Distanziamento sociale in spiaggia

Dato per acquisito il fatto che nei prossimi mesi dovremo conviverere con il virus, diventa di fondamentale importanza pianificare la gestione degli spazi a seconda delle reali circostanze e dell'effettivo rischio di contagio che queste presentano.

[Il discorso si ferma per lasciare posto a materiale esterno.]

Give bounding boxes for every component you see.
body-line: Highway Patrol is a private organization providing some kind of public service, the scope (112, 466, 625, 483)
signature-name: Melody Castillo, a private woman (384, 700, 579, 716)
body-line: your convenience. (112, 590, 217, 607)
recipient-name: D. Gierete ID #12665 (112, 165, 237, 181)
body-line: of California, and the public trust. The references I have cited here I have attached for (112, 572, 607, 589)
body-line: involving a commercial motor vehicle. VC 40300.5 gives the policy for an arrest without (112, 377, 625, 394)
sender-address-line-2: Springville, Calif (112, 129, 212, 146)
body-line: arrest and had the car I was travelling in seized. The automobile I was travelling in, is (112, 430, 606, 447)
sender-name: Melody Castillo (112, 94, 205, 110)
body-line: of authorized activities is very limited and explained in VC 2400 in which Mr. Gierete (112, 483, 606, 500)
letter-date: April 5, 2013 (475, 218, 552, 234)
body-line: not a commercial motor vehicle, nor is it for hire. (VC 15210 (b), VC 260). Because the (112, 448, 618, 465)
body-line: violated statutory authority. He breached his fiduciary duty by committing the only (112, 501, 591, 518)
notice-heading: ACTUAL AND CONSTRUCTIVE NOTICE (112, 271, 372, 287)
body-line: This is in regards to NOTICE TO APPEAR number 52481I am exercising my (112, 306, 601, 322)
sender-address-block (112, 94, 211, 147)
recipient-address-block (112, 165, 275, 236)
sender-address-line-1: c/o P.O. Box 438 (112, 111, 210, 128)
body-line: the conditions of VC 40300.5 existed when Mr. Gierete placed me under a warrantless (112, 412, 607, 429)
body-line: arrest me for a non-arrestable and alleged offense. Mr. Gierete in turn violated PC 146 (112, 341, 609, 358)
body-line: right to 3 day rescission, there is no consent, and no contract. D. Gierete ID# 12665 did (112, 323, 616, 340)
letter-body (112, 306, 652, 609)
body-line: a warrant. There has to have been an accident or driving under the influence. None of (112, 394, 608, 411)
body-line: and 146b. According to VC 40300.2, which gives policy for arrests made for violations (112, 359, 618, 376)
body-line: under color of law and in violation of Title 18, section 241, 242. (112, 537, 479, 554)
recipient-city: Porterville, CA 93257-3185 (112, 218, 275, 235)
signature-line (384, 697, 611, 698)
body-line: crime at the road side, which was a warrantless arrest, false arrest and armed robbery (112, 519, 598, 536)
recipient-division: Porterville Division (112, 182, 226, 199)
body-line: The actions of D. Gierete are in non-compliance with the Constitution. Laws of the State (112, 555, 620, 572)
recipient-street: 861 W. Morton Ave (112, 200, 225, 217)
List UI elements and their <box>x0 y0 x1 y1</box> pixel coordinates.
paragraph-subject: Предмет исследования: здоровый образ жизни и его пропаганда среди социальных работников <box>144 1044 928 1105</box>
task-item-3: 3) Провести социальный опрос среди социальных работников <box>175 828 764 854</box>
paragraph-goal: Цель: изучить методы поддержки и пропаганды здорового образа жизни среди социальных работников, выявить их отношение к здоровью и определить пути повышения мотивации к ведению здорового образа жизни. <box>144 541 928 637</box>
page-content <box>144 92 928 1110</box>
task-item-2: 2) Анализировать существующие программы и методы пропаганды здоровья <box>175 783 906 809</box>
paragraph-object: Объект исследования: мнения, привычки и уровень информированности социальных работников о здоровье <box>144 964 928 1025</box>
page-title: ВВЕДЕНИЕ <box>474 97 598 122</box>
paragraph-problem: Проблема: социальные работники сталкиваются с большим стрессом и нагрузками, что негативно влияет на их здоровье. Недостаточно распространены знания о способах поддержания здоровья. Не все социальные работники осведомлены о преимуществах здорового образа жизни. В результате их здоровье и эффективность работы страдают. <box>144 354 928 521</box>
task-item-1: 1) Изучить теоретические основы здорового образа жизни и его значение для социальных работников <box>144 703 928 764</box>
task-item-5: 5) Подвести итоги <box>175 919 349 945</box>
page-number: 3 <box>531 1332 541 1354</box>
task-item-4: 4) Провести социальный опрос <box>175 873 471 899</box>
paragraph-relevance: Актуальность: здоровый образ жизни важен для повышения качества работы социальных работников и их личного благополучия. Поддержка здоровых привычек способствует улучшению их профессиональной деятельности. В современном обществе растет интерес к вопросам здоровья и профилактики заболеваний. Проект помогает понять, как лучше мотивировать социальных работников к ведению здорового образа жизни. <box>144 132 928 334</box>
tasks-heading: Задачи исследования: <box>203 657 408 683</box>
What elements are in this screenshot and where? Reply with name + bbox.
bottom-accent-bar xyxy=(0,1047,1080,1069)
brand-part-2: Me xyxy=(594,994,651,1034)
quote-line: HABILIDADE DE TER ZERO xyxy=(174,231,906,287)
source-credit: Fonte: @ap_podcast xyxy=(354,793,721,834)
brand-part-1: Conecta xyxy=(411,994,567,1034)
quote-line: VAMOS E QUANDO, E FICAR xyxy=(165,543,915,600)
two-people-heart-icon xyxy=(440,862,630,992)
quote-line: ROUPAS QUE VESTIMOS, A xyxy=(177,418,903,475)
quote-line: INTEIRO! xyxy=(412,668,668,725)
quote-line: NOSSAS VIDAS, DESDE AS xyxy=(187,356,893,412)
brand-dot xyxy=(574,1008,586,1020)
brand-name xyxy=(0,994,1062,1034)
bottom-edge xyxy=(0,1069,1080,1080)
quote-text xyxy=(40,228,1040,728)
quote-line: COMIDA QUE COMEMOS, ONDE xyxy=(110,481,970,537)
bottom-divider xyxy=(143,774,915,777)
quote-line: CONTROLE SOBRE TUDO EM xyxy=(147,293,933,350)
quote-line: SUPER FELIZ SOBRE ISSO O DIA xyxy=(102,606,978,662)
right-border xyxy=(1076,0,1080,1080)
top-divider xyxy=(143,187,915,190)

"Gli ombrelloni non si ammalano. Se per andare a fare la spesa noi dobbiamo stare 1.5 metri di distanza agli altri, in un ambiente comunque chiuso, riteniamo che la stessa misura possa essere adottata anche sulle spiagge, perché le spiagge sono all’aria aperta e poi abbiamo anche una temperature più elevata dell’inverno, e i virologi ci stanno insegnando che il virus in occasione di alte temperature e molto più debole" ha continuato il Presidente Licordari.

Il presidente dell'associazione spiagge italiane rifiuta l'idea di una possibile installazione di scatole di plexiglass sulle spiagge per delimitare il luogo per ogni bagnante del sole.

"Queste cose sono impercorribili. Un box di plexiglass sulla spiaggia quando inizia il vento forte sarebbe anche pericoloso perché comincerebbe volare e dare dei grossi problemi. Inoltre immagini stare con 35 gradi di sole dentro un box di plastica. Questa è un’idea improponibile sulle spiagge. Per tenere una distanza bastano anche due paletti con delle cordicelle" ha commentato Licordari.

Estate 2020: turismo di prossimità

E' ancora difficile dire che stagione turistica sarà quella dell'estate 2020, ma un dato appare certo: in Italia sarà una stagione quasi unicamente incentrata sul turismo domestico.

"Fuor di dubbio avremo turismo nazionale, domestico. Non sappiamo come sarà il comportamento degli altri stati, innanzitutto, il comportamento del nostro stato nei confronti degli altri, se apriranno le frontiere o no. Poi capire anche se gli altri stati saranno disponibili ad aprire per favorire nuovamente le circolazioni delle persone. Bisogna stare molto attenti alle situazioni che si possono poi creare se il virus dovesse tornare di nuovo in circolazione." conclude Licordari.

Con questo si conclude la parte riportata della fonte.